Los 12.000 millones restantes se conservarán como garantías estatales para afrontar situaciones derivadas de la dificultad patrimonial de las dos entidades liquidadas.

"Estamos hablando de 17.000 millones ahora, pero hay que recordar que el Fondo Atlante -un fondo de inversión creado en 2016 para ayudar al sector bancario italiano- ya metió 3.500 millones de euros, por lo que son más de 20.000 millones de euros para estos bancos, que no es poco", razonó Qillico.

"¿Merecía la pena?", se pregunta: "para el sector bancario y para la economía de la región del Véneto, sí".

La operación goza del visto bueno de la Junta Única de Resolución europea (JUR), la nueva autoridad de resolución de la Unión Bancaria Europea, que consideró que la caída de los dos bancos no suponía un riesgo para el interés público por lo que podían ser liquidados según la normativa italiana.

De forma paralela, el Gobierno transalpino ultima los detalles con la Comisión Europea para el plan de ayudas estatales en el marco de las llamadas normas de recapitalización preventiva para Monte dei Paschi di Siena.

Y a estos se suman los bancos salvados durante el Gobierno del ex primer ministro Matteo Renzi a finales de 2015 -Popolare Etruria, Banche Marche, Cariferrara y Carichieti-.

"Hay que frenar el contagio de caída de otros bancos y devolver la confianza a los inversores sobre el estado del sistema bancario del país, y eso es lo que se ha intentado, pero los bancos también tienen que hacer su parte y deshacerse de los créditos tóxicos que tienen", comenta el profesor Gai.

Por su parte, Quillico se refiere a "las similitudes que han hecho algunos" entre el caso italiano y el Banco Popular español para rechazar que se trate de situaciones comparables.

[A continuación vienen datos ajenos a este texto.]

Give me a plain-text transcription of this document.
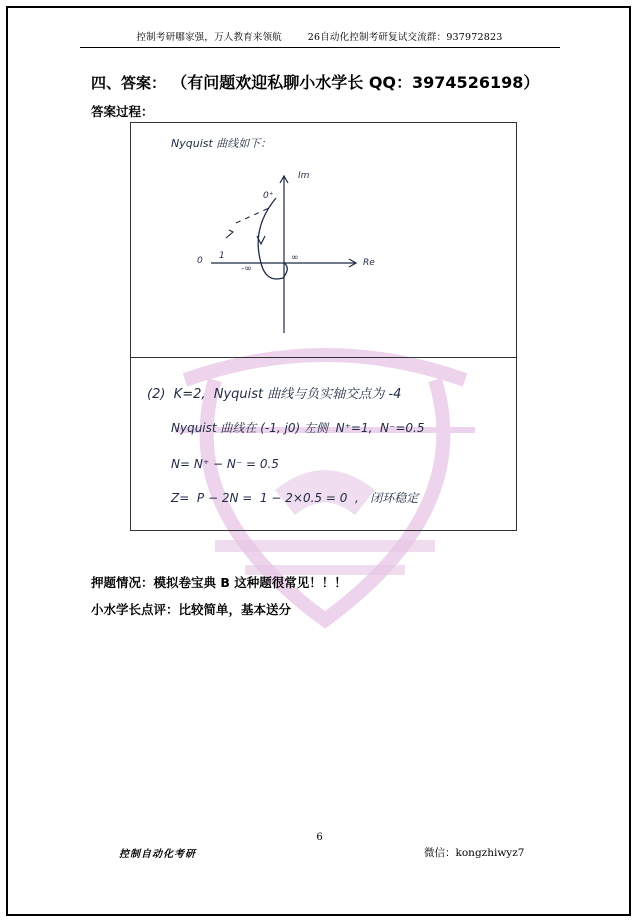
控制考研哪家强，万人教育来领航        26自动化控制考研复试交流群：937972823
四、答案： （有问题欢迎私聊小水学长 QQ：3974526198）
答案过程：
Nyquist 曲线如下：
Im
Re
0⁺
0 1
-∞
∞
(2)  K=2,  Nyquist 曲线与负实轴交点为 -4
Nyquist 曲线在 (-1, j0) 左侧  N⁺=1,  N⁻=0.5
N= N⁺ − N⁻ = 0.5
Z=  P − 2N =  1 − 2×0.5 = 0  ,   闭环稳定
押题情况：模拟卷宝典 B 这种题很常见！！！
小水学长点评：比较简单，基本送分
6
控制自动化考研	微信：kongzhiwyz7
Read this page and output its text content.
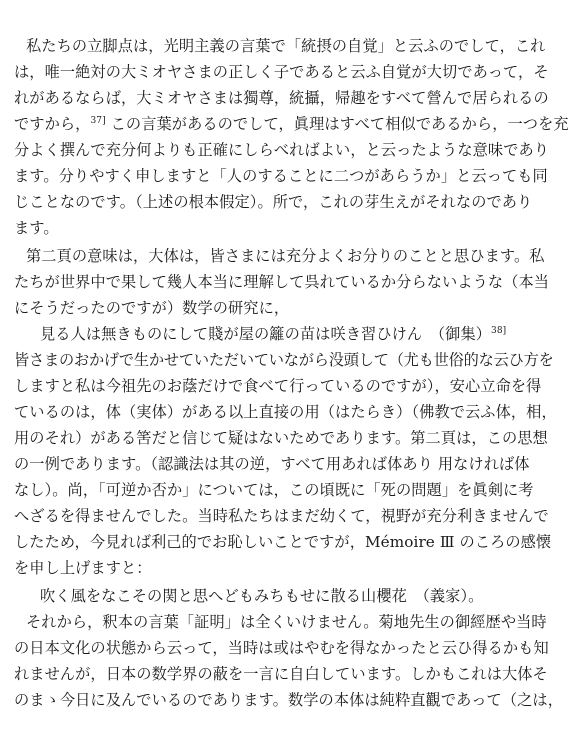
私たちの立脚点は，光明主義の言葉で「統摂の自覚」と云ふのでして，これ
は，唯一絶対の大ミオヤさまの正しく子であると云ふ自覚が大切であって，そ
れがあるならば，大ミオヤさまは獨尊，統攝，帰趣をすべて營んで居られるの
ですから，$^{37]}$ この言葉があるのでして，眞理はすべて相似であるから，一つを充
分よく撰んで充分何よりも正確にしらべればよい，と云ったような意味であり
ます。分りやすく申しますと「人のすることに二つがあらうか」と云っても同
じことなのです。（上述の根本假定）。所で，これの芽生えがそれなのであり
ます。
第二頁の意味は，大体は，皆さまには充分よくお分りのことと思ひます。私
たちが世界中で果して幾人本当に理解して呉れているか分らないような（本当
にそうだったのですが）数学の研究に，
見る人は無きものにして賤が屋の籬の苗は咲き習ひけん　（御集）$^{38]}$
皆さまのおかげで生かせていただいていながら没頭して（尤も世俗的な云ひ方を
しますと私は今祖先のお蔭だけで食べて行っているのですが），安心立命を得
ているのは，体（実体）がある以上直接の用（はたらき）（佛教で云ふ体，相，
用のそれ）がある筈だと信じて疑はないためであります。第二頁は，この思想
の一例であります。（認識法は其の逆，すべて用あれば体あり 用なければ体
なし）。尚，「可逆か否か」については，この頃既に「死の問題」を眞剣に考
へざるを得ませんでした。当時私たちはまだ幼くて，視野が充分利きませんで
したため，今見れば利己的でお恥しいことですが，Mémoire Ⅲ のころの感懐
を申し上げますと：
吹く風をなこその関と思へどもみちもせに散る山櫻花　（義家）。
それから，釈本の言葉「証明」は全くいけません。菊地先生の御經歴や当時
の日本文化の状態から云って，当時は或はやむを得なかったと云ひ得るかも知
れませんが，日本の数学界の蔽を一言に自白しています。しかもこれは大体そ
のまゝ今日に及んでいるのであります。数学の本体は純粋直觀であって（之は，
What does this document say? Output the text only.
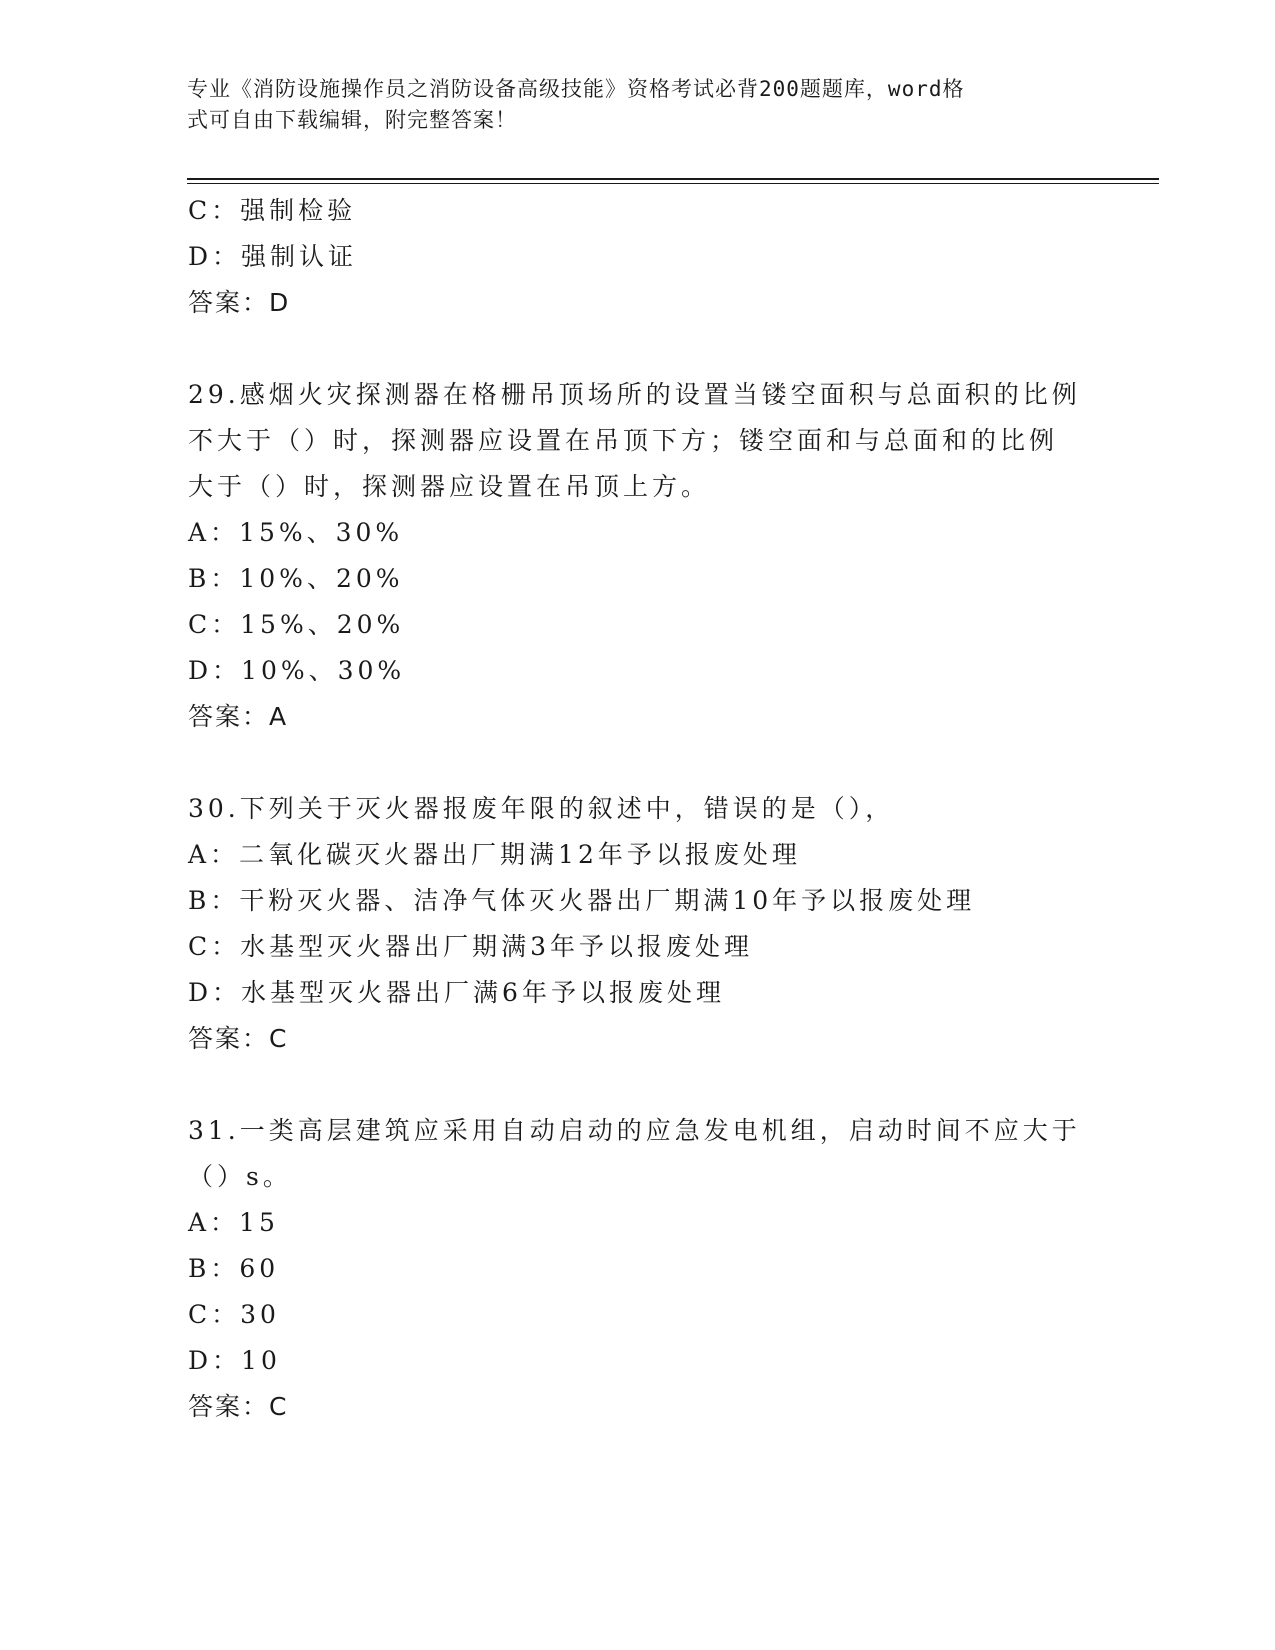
专业《消防设施操作员之消防设备高级技能》资格考试必背200题题库，word格
式可自由下载编辑，附完整答案！
C：强制检验
D：强制认证
答案：D
29.感烟火灾探测器在格栅吊顶场所的设置当镂空面积与总面积的比例
不大于（）时，探测器应设置在吊顶下方；镂空面和与总面和的比例
大于（）时，探测器应设置在吊顶上方。
A：15%、30%
B：10%、20%
C：15%、20%
D：10%、30%
答案：A
30.下列关于灭火器报废年限的叙述中，错误的是（），
A：二氧化碳灭火器出厂期满12年予以报废处理
B：干粉灭火器、洁净气体灭火器出厂期满10年予以报废处理
C：水基型灭火器出厂期满3年予以报废处理
D：水基型灭火器出厂满6年予以报废处理
答案：C
31.一类高层建筑应采用自动启动的应急发电机组，启动时间不应大于
（）s。
A：15
B：60
C：30
D：10
答案：C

"Las autoridades europeas han considerado que estos bancos vénetos eran estratégicos para la región del Véneto y para la economía del país, pero al mismo tiempo no suponían un riesgo para el interés público, por lo que la solución a la que se ha llegado no va en contra de la normativa europea", sostiene.

La agencia de calificación Moody's ha estimado en un informe que la compra por parte de Intesa Sanpaolo de estas dos entidades es positiva para "el todo sistema bancario italiano, porque ha evitado un riesgo de contagio y ha aumentado la confianza de los inversores".

Una opinión similar a la defendida por el presidente de Intesa Sanpaolo, Gian Maria Gros-Pietro, que ha explicado que se ha evitado un "efecto dominó", pues la alternativa habría sido inyectar entre 12.000 y 13.000 millones de euros al llamado fondo de resolución interbancario que se nutre de todos los bancos del país, por lo que "podría haber puesto en dificultad a algunas entidades".